We specialize in developing a cutting-edge search and discovery platform, encompassing search, autocomplete, browse, and recommendations, tailored specifically for online retailers, suppliers, and shops. Our goal is to provide all online stores with ability to have state-of-the-art discovery powered with AI and modern technologies, that optimize for the key e-commerce metrics, which differentiates us from our competitors.
Boasting a robust infrastructure, we handle billions of requests daily and manage a vast data ecosystem, including ~400 GB of data intake daily and approximately 2PB stored in our data lake.
The Data Platform is the central piece and the foundation of the data processing at Constructor.

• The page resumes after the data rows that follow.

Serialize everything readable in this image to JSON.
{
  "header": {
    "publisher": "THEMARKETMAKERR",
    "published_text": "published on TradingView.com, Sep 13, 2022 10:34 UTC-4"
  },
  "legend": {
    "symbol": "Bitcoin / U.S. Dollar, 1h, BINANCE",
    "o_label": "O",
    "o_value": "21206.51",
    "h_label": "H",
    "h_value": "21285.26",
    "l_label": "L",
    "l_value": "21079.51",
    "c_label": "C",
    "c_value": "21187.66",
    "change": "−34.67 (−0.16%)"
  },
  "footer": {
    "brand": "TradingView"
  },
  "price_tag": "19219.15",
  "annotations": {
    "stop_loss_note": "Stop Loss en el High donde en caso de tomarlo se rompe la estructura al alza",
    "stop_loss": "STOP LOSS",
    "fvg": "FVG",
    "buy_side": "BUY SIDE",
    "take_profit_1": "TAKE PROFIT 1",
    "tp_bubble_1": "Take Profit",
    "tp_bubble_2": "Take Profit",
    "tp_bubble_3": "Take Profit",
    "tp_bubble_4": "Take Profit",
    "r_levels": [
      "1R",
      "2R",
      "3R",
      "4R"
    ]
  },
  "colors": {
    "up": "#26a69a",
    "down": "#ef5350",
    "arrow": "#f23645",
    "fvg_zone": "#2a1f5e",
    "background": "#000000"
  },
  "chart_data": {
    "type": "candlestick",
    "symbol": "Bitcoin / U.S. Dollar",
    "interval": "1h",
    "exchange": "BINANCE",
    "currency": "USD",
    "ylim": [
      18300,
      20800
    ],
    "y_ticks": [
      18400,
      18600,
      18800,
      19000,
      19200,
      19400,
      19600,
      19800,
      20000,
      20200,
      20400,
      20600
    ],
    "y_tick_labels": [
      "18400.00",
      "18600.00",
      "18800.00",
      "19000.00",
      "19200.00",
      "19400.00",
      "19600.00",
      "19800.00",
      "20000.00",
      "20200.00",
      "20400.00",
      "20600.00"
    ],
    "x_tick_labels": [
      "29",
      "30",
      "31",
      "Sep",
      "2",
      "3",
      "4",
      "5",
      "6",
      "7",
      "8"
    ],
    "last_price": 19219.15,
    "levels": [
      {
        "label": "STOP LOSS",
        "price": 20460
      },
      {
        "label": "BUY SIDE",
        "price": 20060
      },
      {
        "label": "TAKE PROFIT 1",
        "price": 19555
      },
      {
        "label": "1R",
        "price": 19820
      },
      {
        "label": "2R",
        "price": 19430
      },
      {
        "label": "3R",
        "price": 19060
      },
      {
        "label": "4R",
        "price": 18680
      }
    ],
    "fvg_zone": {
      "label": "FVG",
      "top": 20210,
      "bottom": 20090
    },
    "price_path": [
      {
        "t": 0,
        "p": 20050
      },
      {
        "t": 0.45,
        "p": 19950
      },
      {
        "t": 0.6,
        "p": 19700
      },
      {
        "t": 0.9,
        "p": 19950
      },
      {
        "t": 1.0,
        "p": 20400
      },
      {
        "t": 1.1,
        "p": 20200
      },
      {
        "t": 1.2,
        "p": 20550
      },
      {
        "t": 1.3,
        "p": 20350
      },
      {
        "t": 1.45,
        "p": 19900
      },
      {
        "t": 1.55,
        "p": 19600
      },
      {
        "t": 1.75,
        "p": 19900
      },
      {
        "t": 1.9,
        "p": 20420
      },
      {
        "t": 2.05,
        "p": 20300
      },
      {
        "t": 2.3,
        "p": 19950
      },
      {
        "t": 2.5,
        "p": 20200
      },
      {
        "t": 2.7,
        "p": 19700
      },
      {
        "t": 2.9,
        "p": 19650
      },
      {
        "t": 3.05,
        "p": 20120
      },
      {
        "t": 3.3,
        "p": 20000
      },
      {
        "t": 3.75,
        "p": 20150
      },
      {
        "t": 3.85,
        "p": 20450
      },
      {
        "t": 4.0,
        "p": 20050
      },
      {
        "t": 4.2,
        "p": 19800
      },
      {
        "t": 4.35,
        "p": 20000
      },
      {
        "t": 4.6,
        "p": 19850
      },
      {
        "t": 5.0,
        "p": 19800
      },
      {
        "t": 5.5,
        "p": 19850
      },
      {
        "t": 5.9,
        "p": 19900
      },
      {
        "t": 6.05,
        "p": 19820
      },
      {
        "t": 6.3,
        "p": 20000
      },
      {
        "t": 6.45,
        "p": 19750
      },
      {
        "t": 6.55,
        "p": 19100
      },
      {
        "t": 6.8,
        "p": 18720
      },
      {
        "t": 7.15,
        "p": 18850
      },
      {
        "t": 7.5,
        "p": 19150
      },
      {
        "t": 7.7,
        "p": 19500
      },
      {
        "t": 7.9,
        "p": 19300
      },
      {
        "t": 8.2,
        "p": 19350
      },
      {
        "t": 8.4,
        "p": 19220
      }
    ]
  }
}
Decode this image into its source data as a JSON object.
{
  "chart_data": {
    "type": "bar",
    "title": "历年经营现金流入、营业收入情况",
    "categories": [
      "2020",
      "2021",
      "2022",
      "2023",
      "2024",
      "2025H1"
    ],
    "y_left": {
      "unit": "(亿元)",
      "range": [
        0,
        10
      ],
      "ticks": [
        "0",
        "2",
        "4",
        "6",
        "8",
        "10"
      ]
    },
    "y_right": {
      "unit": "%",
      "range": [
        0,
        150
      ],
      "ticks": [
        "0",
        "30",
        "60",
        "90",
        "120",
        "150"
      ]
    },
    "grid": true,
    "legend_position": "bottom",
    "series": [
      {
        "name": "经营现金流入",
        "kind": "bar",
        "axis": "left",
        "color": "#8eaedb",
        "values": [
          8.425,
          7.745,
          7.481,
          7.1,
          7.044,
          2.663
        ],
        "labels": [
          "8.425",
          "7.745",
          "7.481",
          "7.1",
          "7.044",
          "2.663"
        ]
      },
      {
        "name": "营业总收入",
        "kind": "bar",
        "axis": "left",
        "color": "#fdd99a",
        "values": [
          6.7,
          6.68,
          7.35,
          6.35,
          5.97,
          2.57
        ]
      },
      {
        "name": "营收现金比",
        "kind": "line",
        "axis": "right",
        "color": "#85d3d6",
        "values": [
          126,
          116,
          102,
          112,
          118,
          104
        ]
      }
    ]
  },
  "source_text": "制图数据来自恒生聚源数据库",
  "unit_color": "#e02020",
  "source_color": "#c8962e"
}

It is the set of tools and infrastructure that every data person uses in our company daily + it's used by some of our public-facing API to fetch data from. It is responsible for data landing from external clients (API), providing external visualization tools with data (Cube.js, ClickHouse), stores data in appropriate formats (S3, ClickHouse, Delta, Parquet), data processing (Python, Spark/Databricks, ClickHouse, AWS Athena, AWS Lambda), monitoring (Prometheus, PagerDuty, Sentry, custom internal APIs with FastAPI), automated testing of pipelines and data quality, cost observability, optimizations and many more things.
We're hiring a Senior Data Engineer to work on our Data Platform. You'll be working in a team of engineers that both own, manage and develop cloud infrastructure that powers the platform and develop data pipelines, cubes, services and other tools that make it work. Tens of engineers, top management and external users will depend on your work.
We're looking for a senior engineer with at least 4 years of experience who has solid skills in any programming language (ideally Python), big data engineering, web services, cloud providers (ideally AWS), and is willing to build many diverse things to develop the platform.
You will work on building various data platform components with us, listening to user feedback, and proactively changing things for the better. Here're some of the projects you may be involved with:
* Implement a data model for our tables (bronze, silver, gold) to incapsulate parsing logic, lower the costs and provide better abstractions
* Power our recommendation system with a fast, global data store.
* Create a framework or service that regularly checks the data integrity and quality.
* Improve the build system in our repositories to speed up test execution, job deployment and thus improving the developers productivity
* Optimize Spark pipelines, ClickHouse tables/queries, and streaming processing in AWS Lambda.